I was in 6th grade when my teacher, Mrs. Coffin, sat us down for part of each day as she read Jerry Spinelli’s Stargirl aloud. It was a strange book full of both whimsical nonconformity and disturbing obsession. I liked it quite a bit and always held onto the hope that I’d see a decent film version one day. When that adaptation finally landed in March of this year I felt a trifle put off by it, afraid it just wouldn’t measure up.
It didn’t.
Stargirl tells the story of Leo Borlock (Graham Verchere), a young boy whose father died when he was 9 years old. The guy was apparently quirky enough for his favorite accessory to be a broad porcupine tie. Leo wears it every day until some bullies at his new school knock him down and take scissors to it. This leads the boy to hide anything unique or different about himself, stuffing it away in his closet. Years later he meets a girl in high school, Susan “Stargirl” Caraway (Grace VanderWaal), and is charmed by her like everyone else in the school. She’s weird, she’s eclectic, she’s got this neat ukulele, and everything about her is unusual. But things that go up must come down, and her inevitable fall from grace puts their romantic entanglement in danger as Leo tries to decide between his peers and his new girlfriend.

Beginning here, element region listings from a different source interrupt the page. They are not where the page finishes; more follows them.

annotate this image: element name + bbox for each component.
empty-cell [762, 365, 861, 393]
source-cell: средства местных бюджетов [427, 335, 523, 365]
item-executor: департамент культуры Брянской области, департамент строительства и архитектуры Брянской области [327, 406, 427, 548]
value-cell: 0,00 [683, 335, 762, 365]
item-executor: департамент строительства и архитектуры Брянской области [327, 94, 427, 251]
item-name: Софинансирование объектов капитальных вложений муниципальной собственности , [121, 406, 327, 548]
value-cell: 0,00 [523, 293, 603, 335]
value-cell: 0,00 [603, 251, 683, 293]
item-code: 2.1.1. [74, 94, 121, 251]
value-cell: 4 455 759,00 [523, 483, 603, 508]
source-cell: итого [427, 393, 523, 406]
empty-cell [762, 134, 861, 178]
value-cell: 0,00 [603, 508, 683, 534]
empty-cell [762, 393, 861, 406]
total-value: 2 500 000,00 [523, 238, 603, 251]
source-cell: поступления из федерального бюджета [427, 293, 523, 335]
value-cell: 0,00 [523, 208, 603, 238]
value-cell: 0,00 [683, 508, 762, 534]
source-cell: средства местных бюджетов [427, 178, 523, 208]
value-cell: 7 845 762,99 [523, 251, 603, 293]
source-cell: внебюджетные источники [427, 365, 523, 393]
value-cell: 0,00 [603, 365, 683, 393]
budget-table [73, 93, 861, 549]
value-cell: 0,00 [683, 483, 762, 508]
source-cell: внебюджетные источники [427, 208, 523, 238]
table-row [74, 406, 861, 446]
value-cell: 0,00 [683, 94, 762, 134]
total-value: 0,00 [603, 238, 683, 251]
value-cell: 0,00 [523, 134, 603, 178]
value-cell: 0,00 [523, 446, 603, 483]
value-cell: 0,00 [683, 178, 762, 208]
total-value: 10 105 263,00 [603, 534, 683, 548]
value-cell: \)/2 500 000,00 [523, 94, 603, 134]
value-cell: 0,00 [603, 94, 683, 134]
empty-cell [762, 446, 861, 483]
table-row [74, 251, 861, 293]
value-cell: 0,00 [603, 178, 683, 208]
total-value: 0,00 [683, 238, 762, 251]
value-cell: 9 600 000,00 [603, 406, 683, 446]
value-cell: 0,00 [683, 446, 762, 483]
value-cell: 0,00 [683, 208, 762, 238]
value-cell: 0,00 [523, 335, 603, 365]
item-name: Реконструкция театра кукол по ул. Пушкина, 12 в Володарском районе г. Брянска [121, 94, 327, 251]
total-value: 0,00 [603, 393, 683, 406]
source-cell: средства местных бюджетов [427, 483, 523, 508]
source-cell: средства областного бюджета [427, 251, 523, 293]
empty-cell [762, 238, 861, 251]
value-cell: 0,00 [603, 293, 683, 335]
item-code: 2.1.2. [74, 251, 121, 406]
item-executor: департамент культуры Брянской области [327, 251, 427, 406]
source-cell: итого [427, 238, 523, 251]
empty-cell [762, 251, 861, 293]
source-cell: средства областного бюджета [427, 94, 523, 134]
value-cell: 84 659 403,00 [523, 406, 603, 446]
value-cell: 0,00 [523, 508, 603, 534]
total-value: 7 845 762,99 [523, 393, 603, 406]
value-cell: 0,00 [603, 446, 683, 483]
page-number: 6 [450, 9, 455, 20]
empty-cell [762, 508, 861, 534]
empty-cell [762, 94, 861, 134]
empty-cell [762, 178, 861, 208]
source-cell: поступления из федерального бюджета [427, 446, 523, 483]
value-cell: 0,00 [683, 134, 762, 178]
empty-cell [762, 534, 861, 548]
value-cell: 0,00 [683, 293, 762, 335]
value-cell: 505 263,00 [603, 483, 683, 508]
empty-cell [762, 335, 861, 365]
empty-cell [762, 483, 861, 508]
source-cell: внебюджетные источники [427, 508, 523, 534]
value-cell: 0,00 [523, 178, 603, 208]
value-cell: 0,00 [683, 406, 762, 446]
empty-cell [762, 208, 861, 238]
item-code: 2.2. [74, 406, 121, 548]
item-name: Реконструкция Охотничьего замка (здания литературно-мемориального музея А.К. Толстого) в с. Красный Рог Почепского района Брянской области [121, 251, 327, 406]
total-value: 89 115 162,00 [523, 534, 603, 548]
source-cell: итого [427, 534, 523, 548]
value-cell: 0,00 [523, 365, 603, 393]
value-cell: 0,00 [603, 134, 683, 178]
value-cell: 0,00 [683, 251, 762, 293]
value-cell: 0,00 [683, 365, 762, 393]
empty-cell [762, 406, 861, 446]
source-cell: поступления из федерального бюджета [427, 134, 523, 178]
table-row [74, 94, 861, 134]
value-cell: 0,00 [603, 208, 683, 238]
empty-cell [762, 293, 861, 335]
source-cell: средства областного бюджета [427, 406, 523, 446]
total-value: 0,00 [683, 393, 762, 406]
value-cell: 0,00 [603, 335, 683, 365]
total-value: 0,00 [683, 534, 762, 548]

This isn’t a bad movie. It sounds like more of a cliche than it is, but nothing stands out as anything but than adorably twee. Stargirl is a much different character than she was in Spinelli’s original vision, the literary character draping herself in everything from Victorian dresses to flapper girl designs and every odd thing in between. Disney has opted for a sweet and charming dork that is quite kind and earnest. There’s a bit of Wachowski sincerity to her, with everything she does achingly open. She sings to people on their birthdays, performs silly antics with the cheerleading squad that motivates the normally awful football team, and she carries perhaps the world’s cutest rat in her pocket (the damned thing is named “Cinnamon” and it is ADORABLE). She’s full of so many different small things that make her different, but none of it would every truly be enough for an entire school to find her weird or off-putting.
That isn’t to say this isn’t a tenuously charming little bit of fluff. Disney’s attempt at a jukebox indie film is an interesting experiment, one that gives us cutesy renditions of hit songs as Stargirl performs on her ukulele for crowds of people for no reason other than she finds it a way to give back to the school. Why? She’s just that openly motivated to spread positivity to everyone around her.
I’m not kidding, this is that kind of film. It’s the equivalent of a candy binge; nicely cloying on the way down and later I sort of regret my actions. Stargirl felt like that to me, on the edge of inducing a diabetic coma as I indulged in how sweet it was and later reflecting on just how far it was from the expectations laid down by Spinelli’s novel.
This is going to do extremely well as a kindhearted film aimed to teach modern American youth about individuality, being kind to your peers, and following attraction to people outside the norm down the rabbit hole. It wasn’t for me, but I do hope it reaches those half my age and younger as they decide who they are going to be. There’s gold to mine here, it’s just not the currency I was hoping to glean for it.